November 4th, 2011, Tomasz Rychlicki

The Polish Patent Office refused to grant the right of protection for the word trade mark flex fuga Z-297616 applied for by MAPEI POLSKA Sp. z o.o. for goods in Class 1 such as adhesives based on plastics and resins, silicone mortars, for goods in Class 6 such as decorative moldings, profiles, metal profiles, and for goods in Class 19 such as decorative moldings, profiles, profiles not made of metal, masonry mortars, dry plaster, mortars for grouting and welding.

The PPO decided that this trade mark is devoid of sufficient distinctive character and it lacks any additional elements, such as verbal or graphic, which would allow potential purchasers to identify the goods with the source of the origin of goods. The PPO noted that a fuga is a weld/joint between adjacent wall elements and flex means flexible in English.

MAPEI filed a complaint against this decision but it was dismissed by the Voivodeship Administrative Court in Warsaw in its judgment of 26 August 2009 case file VI SA/WA 1017/09. MAPEI decided to file a cassation complaint. The Supreme Administrative Court in its judgment of 13 January 2011 case file II GSK 19/10 overturned the judgment of the VAC and held that the VAC relied on the erroneous assumption that the buyers (users) of goods bearing the trademark at issue are those who know English or use the Internet every day, which was not supported by any evidence. Besides, the trade mark flex fuga was applied for not only various types of mortars but also for various types of decorative moldings, profiles, sections of metal and non-metallic, and in relation to those goods it is difficult, to talk about “cut or bent” joint or weld.

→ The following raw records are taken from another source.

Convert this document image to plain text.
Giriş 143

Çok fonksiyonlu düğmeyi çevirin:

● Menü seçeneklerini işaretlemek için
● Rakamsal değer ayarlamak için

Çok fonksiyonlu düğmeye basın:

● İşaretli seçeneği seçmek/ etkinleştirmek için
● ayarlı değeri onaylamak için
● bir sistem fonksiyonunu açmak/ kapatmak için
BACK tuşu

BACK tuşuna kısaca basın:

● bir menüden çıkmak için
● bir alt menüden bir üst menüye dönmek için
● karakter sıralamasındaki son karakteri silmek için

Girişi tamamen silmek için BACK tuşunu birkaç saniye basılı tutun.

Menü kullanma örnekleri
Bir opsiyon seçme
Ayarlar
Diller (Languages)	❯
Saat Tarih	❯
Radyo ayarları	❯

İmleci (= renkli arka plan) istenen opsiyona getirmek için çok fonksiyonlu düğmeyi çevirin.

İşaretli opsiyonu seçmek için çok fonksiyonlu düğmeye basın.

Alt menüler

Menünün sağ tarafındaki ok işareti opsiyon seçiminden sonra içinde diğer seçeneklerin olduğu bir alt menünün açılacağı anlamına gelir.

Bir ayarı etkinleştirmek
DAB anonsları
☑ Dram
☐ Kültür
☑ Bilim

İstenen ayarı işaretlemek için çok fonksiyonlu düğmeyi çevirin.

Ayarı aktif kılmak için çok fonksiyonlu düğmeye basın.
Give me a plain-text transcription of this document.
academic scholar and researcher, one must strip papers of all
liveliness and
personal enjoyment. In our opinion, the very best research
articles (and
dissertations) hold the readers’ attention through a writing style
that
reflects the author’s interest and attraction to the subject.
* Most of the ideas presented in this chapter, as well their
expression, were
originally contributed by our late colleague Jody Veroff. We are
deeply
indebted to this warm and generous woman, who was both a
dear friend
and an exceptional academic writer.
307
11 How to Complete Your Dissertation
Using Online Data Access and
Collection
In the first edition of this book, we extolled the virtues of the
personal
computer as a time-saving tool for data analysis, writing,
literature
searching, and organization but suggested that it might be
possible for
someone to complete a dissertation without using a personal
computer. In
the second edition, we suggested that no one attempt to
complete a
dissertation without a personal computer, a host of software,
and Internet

The case went back to the Voivodeship Administrative Court. The VAC in its judgment of 9 May 2011 case file VI SA/Wa 562/11 held that the fact that the Polish Patent Office has granted the rights of protection for a number of trade marks containing the word “flex” or the word “flex” in combination with other words, should prompt the PPO to a broader examination of the merits of the MAPEI’s trade mark application. Thus, the PPO’s view that even if MAPEI relied on other decisions issued by the Polish Patent Office, it could not affect the assessment of the submitted application and its final examination, is not justified. The VAC noted that the PPO could change its position on the regularity of the grant of rights of protection, in which one element was the word “flex”, but it should justify such change in detail. The case law of the PPO may therefore be subject to change, if the authority demonstrates that there are reasonable grounds. However, any unfounded inconstancy of the opinion of the public body constitutes an infringement of the administrative procedure, because it may result in undermining citizens’ trust in state bodies and adversely affect the legal culture of citizens, and thereby cause a breach of the constitutional rule that all persons shall be equal before the law and all persons shall have the right to equal treatment by public authorities.